We take an agnostic view of the client problem, the work we're doing for them and how we can meet that need with a tech solution. That's not to say that we're not investing heavily in technology for our teams; as an agency, we've invested a significant amount in AI tools over the last few years. It's just that the work isn't always necessarily predicated on or doesn't have a prerequisite that the clients also adopt the technology.
Agencies often nudge tech solutions that they commercially benefit from. With trust as Edelman’s stated cornerstone, what does integration look like without compromising that principle?
Historically, Edelman hasn’t sold technology or software as a service to clients, and we're on a journey to thinking about how that continues to evolve. We consider some of what we're doing with technology, data and AI as a permanent OpEx and CapEx investment and how it is structurally making into how their teams work day in and out.
For instance, our teams use Archie AI, which is our proprietary LLM. It's powers our teams in how they do strategic work or think about social audiences. But it is not something that our client has to buy at this point as a product subscription.
We have become more of a holistic strategic partner to many of our clients, not just a PR partner on the communication and marketing side. For example, as a strategic communications partner, we are having conversations with clients on helping them through collaboration and partnership as a driving force where trust needs to be a business KPI.
Influence has shifted dramatically from institutions to individuals. What does Edelman’s data show about the new power brokers of trust?
While a structural shift has taken place, it doesn't mean it'll be permanent. But it’s here for the foreseeable future because of the void left by fragmentation and trust issues of, and in, traditional media and personalities. So, people develop parasocial relationships with podcasters or Youtubers, which have become go-to sources of culture, credibility, information and trust. That, as a premise, is proven and consistent.
When we start with this notion of people as media, it isn't constrained to just influencers. It includes executives and experts working at the client organisations, whether a CEO or scientist, and building them into a voice on places like LinkedIn, Substack or Reddit as a way of creating some reference points in the communications ecosystem.
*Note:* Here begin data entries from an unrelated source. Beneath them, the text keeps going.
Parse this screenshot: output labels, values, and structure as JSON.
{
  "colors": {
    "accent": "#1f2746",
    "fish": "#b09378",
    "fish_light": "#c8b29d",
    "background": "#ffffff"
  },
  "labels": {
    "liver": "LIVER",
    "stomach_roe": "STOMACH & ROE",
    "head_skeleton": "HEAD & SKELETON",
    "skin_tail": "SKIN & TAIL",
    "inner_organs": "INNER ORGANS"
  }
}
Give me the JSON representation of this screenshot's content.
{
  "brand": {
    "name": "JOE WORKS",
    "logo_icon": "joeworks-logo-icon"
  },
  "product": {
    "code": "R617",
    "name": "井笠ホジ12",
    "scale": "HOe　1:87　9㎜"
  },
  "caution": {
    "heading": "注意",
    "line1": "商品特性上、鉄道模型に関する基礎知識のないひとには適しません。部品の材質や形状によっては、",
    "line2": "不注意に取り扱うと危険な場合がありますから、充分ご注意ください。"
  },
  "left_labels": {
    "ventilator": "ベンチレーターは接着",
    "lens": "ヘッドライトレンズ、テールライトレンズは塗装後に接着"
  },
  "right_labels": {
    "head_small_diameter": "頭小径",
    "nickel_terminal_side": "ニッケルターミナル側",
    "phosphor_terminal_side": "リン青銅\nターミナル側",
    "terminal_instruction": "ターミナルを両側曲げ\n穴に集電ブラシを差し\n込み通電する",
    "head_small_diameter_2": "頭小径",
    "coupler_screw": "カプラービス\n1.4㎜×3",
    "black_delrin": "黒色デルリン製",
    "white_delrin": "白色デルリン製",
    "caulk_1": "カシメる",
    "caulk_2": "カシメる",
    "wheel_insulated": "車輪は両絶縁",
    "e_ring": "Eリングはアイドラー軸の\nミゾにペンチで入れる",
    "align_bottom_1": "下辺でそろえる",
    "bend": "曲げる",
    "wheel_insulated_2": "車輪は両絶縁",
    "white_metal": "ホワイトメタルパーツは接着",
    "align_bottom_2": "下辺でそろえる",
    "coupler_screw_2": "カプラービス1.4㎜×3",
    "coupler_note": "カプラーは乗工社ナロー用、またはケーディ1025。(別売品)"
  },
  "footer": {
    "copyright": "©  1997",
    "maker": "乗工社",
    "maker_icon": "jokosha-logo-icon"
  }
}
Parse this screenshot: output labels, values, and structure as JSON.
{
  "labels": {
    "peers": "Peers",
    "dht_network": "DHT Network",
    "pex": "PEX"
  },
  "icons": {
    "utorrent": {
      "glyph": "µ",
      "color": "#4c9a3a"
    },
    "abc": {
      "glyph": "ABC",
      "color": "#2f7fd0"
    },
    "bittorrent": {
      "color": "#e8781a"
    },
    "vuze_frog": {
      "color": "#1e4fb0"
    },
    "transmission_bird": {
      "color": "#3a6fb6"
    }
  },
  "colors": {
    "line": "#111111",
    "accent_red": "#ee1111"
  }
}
We also don't take a programmatic approach to identifying influencers and creators for our clients. That's not to say that we don't do it at scale, but we don't do it like a media buy. We go through a rigorous approach of analysing every creator that we work with, looking at things like trust and authenticity.
Some of the industry is moving toward more of a programmatic approach to activating and deploying armies of creators. It's important that we have scale, but I don't think that scale can come at the expense of trust and authenticity and protecting the brand, not just promoting the brand.